Pepa falou para Lito. Estavam dentro do quarto trocando de roupa.
– Do que cê tá falando?
– Cara, minha mãe nunca teve ninguém. Nenhum namorado. Ela podia até ter algum caso por aí, mas nunca vi mamãe com ninguém. Viveu sempre pra granja e para o meu avô que a maltratava. As vezes queria que se apaixonasse por alguém legal.
– Olha, não pede o que você não sabe se vai gostar.
– Como assim? Lógico que gostaria que ela tivesse alguém que amasse e fosse amada pelo cara!
Lito olhou para Pepa durante uns segundos e se acomodou na cama.
– Tá. Vamos dormir que já tá tarde.
****
Entrei no quarto com minhas coisas. Essa história de Pepa não saber sobre mim e Eva me incomodava. A história de me esconder, começava a me agastar por conta de Pepa. Eva tinha um livro nas mãos, como da primeira vez que dormimos juntas e assim que entrei, ela começou a ler.
– “As fagulhas, depois de abrirem caminho pela noite, capitular diante dela, a escuridão cai, despejando-se sobre a silhueta das casas e das torres; encostas desoladas se esbatem e desaparecem.” (Mrs Dalloway, Virginia Woolf)
Deixei a minha bolsa em cima da cama e fui até ela.
– Hoje é um dia muito complicado para você, Eva, mas vou te mostrar, como da outra vez, o que penso sobre hoje e como gostaria que se sentisse.

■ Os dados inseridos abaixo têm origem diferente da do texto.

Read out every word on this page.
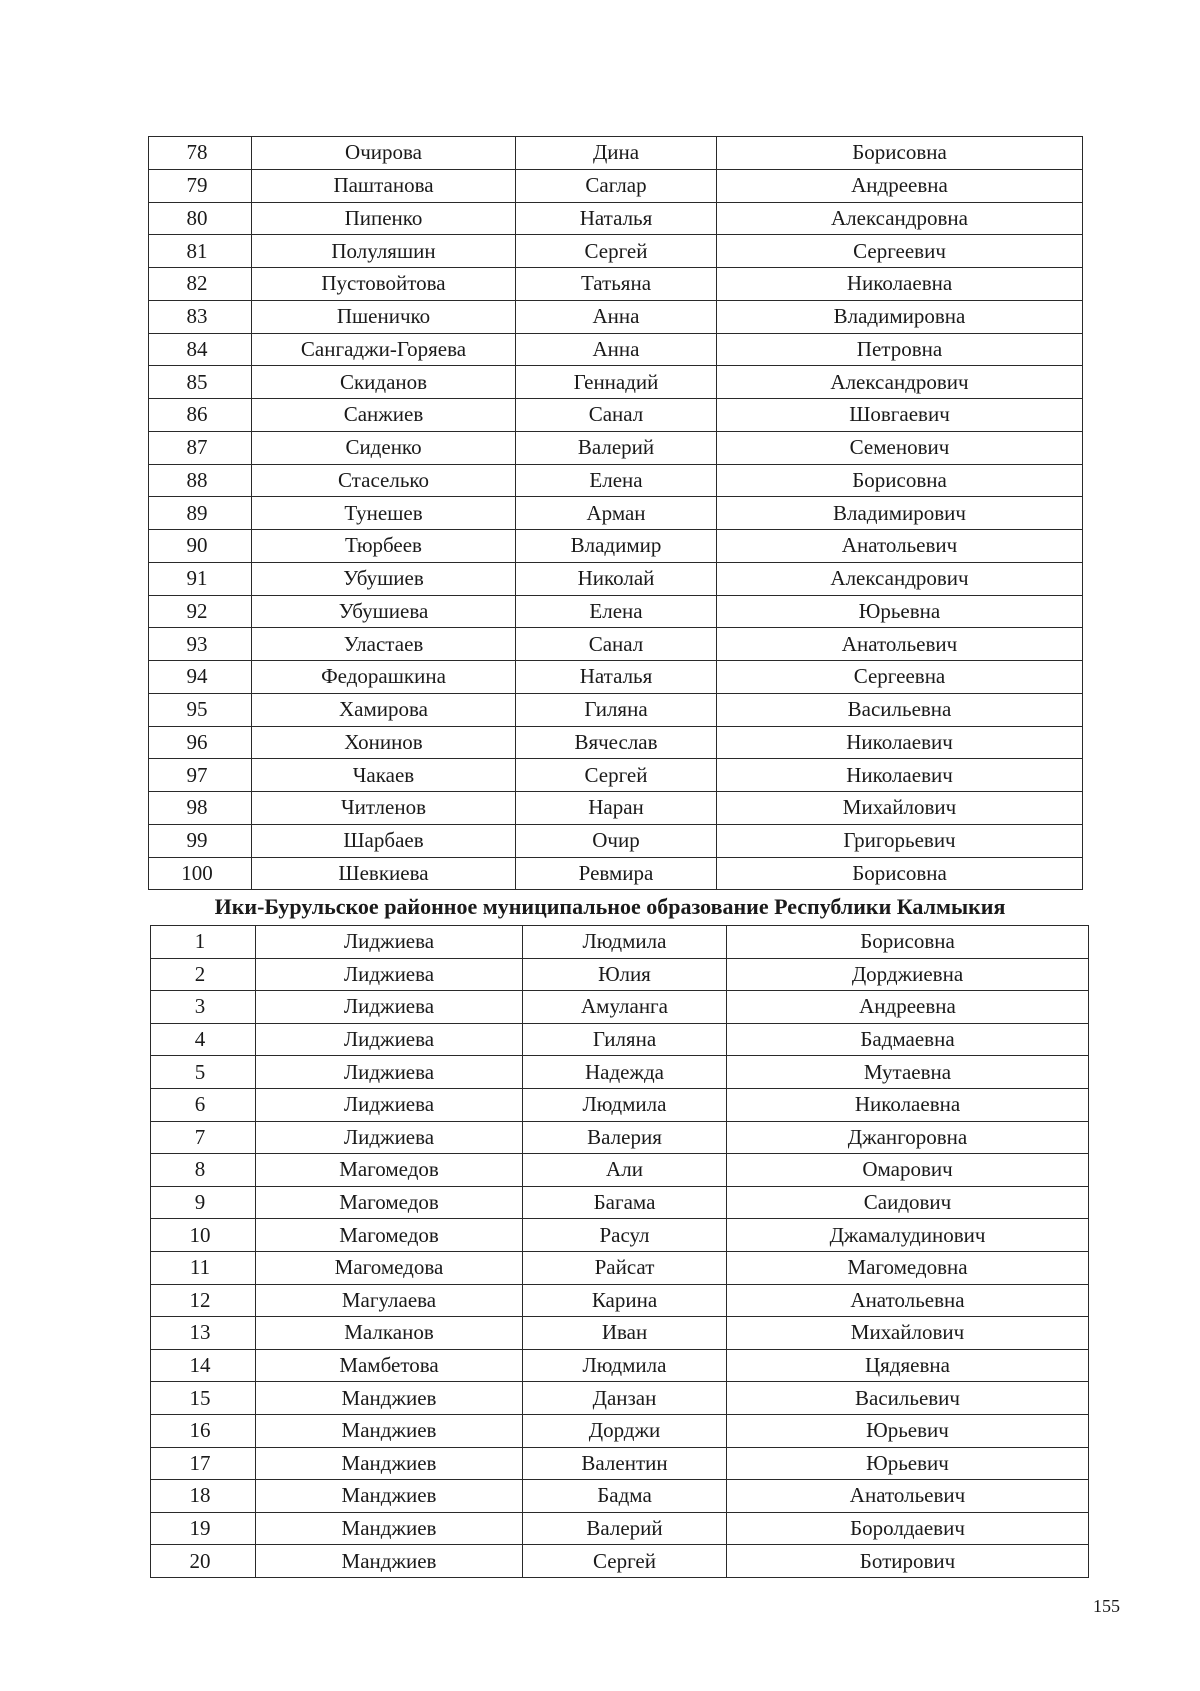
78	Очирова	Дина	Борисовна
79	Паштанова	Саглар	Андреевна
80	Пипенко	Наталья	Александровна
81	Полуляшин	Сергей	Сергеевич
82	Пустовойтова	Татьяна	Николаевна
83	Пшеничко	Анна	Владимировна
84	Сангаджи-Горяева	Анна	Петровна
85	Скиданов	Геннадий	Александрович
86	Санжиев	Санал	Шовгаевич
87	Сиденко	Валерий	Семенович
88	Стаселько	Елена	Борисовна
89	Тунешев	Арман	Владимирович
90	Тюрбеев	Владимир	Анатольевич
91	Убушиев	Николай	Александрович
92	Убушиева	Елена	Юрьевна
93	Уластаев	Санал	Анатольевич
94	Федорашкина	Наталья	Сергеевна
95	Хамирова	Гиляна	Васильевна
96	Хонинов	Вячеслав	Николаевич
97	Чакаев	Сергей	Николаевич
98	Читленов	Наран	Михайлович
99	Шарбаев	Очир	Григорьевич
100	Шевкиева	Ревмира	Борисовна
Ики-Бурульское районное муниципальное образование Республики Калмыкия
1	Лиджиева	Людмила	Борисовна
2	Лиджиева	Юлия	Дорджиевна
3	Лиджиева	Амуланга	Андреевна
4	Лиджиева	Гиляна	Бадмаевна
5	Лиджиева	Надежда	Мутаевна
6	Лиджиева	Людмила	Николаевна
7	Лиджиева	Валерия	Джангоровна
8	Магомедов	Али	Омарович
9	Магомедов	Багама	Саидович
10	Магомедов	Расул	Джамалудинович
11	Магомедова	Райсат	Магомедовна
12	Магулаева	Карина	Анатольевна
13	Малканов	Иван	Михайлович
14	Мамбетова	Людмила	Цядяевна
15	Манджиев	Данзан	Васильевич
16	Манджиев	Дорджи	Юрьевич
17	Манджиев	Валентин	Юрьевич
18	Манджиев	Бадма	Анатольевич
19	Манджиев	Валерий	Боролдаевич
20	Манджиев	Сергей	Ботирович
155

Abri outra página e pedi para que lesse.
– “Todavia, o sol estava quente. Todavia, a gente acaba superando tudo. Todavia, sempre na vida um dia vem depois do outro.” (Mrs Dalloway, Virginia Woolf)
Ela me olhou ensimesmada.
– Você gosta de Virginia Woolf! – Exclamou como uma constatação.

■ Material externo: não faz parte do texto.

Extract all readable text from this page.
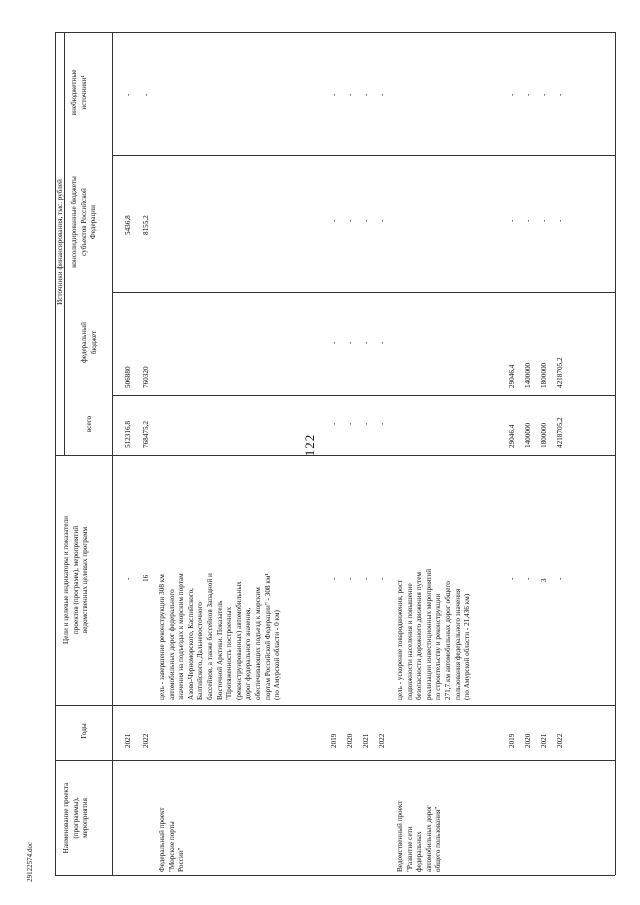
122
29122574.doc
Наименование проекта
(программы),
мероприятия
Годы
Цели и целевые индикаторы и показатели
проектов (программ), мероприятий
ведомственных целевых программ
Источники финансирования, тыс. рублей
всего
федеральный
бюджет
консолидированные бюджеты
субъектов Российской
Федерации
внебюджетные
источники¹
2021
-
512316,8
506880
5436,8
-
2022
16
768475,2
760320
8155,2
-
Федеральный проект
"Морские порты
России"
цель - завершение реконструкции 308 км
автомобильных дорог федерального
значения на подъездах к морским портам
Азово-Черноморского, Каспийского,
Балтийского, Дальневосточного
бассейнов, а также бассейнов Западной и
Восточной Арктики. Показатель
"Протяженность построенных
(реконструированных) автомобильных
дорог федерального значения,
обеспечивающих подъезд к морским
портам Российской Федерации" - 308 км¹
(по Амурской области - 0 км)
2019
-
-
-
-
-
2020
-
-
-
-
-
2021
-
-
-
-
-
2022
-
-
-
-
-
Ведомственный проект
"Развитие сети
федеральных
автомобильных дорог
общего пользования"
цель - ускорение товародвижения, рост
подвижности населения и повышение
безопасности дорожного движения путем
реализации инвестиционных мероприятий
по строительству и реконструкции
271,7 км автомобильных дорог общего
пользования федерального значения
(по Амурской области - 21,436 км)
2019
-
29046,4
29046,4
-
-
2020
-
1400000
1400000
-
-
2021
3
1800000
1800000
-
-
2022
-
4218705,2
4218705,2
-
-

– Não. Eu gosto desse livro dela. Já li, algumas vezes, assim como você. A diferença é que eu me pegava dentre esses sentimentos dúbios de Mrs Dalloway, os que mostravam alguma parte de fulgor dela.
Ela se voltou para mim e deixou o livro sobre a mesa. Me abraçou, pousando o rosto sobre meu ombro.
– Desculpe-me se deixei você numa posição desconfortável junto a Pepa, mas eu não queria ficar sem você hoje. — Embalei-a em meus braços e aos poucos fomos relaxando a ponto de quando deitadas na cama, resvalarmos para um sono tranquilo e merecido.
*****
Eva me surpreendeu. A cada dia ela se mostrava mais otimista com tudo. Treinava com Pepa. Ia até a granja e cuidava dos assuntos de lá e, até voltou a dar aulas de esgrima à noite. A fazenda Esperanza não era muito grande e os negócios da vinícola não davam tanto trabalho, para alguém acostumada àquelas atividades. Ela também tinha um administrador que a auxiliava. Mas naquele dia, ela estava agitada. Seria a abertura do testamento do pai, no entanto não queria ir. Não importava para ela, com quem ficasse a granja. Se ele tivesse dado tudo à Pepa, ótimo. Se ele tivesse doado a um parente longínquo ou a uma instituição, maravilha também. Pepa estaria amparada com o que ela tinha. O problema era que o testamento não poderia ser aberto sem a presença dela. Exigência do pai.
*Nota: Desconheço as leis espanholas em relação a partilhas e testamentos, e tomei como uma “licença, ou liberdade de expressão literária” para colocar da forma que me aprouvesse.
Ela pediu que eu fosse junto e estava apreensiva. Reparava que Eva já não se esforçava tanto para arrumar desculpas sobre a minha presença constante, junto a ela, em locais e eventos. Não sei se tinha consciência do que isso poderia fomentar, afinal, eu era lésbica. Nunca fui de falar aos quatro ventos, mas também nunca neguei.
– O que foi, Eva? É só um testamento. – Falei assim que entramos na casa da granja.
– Ah, Olívia. Não sei. Acho que reajo assim a qualquer coisa vinda dele.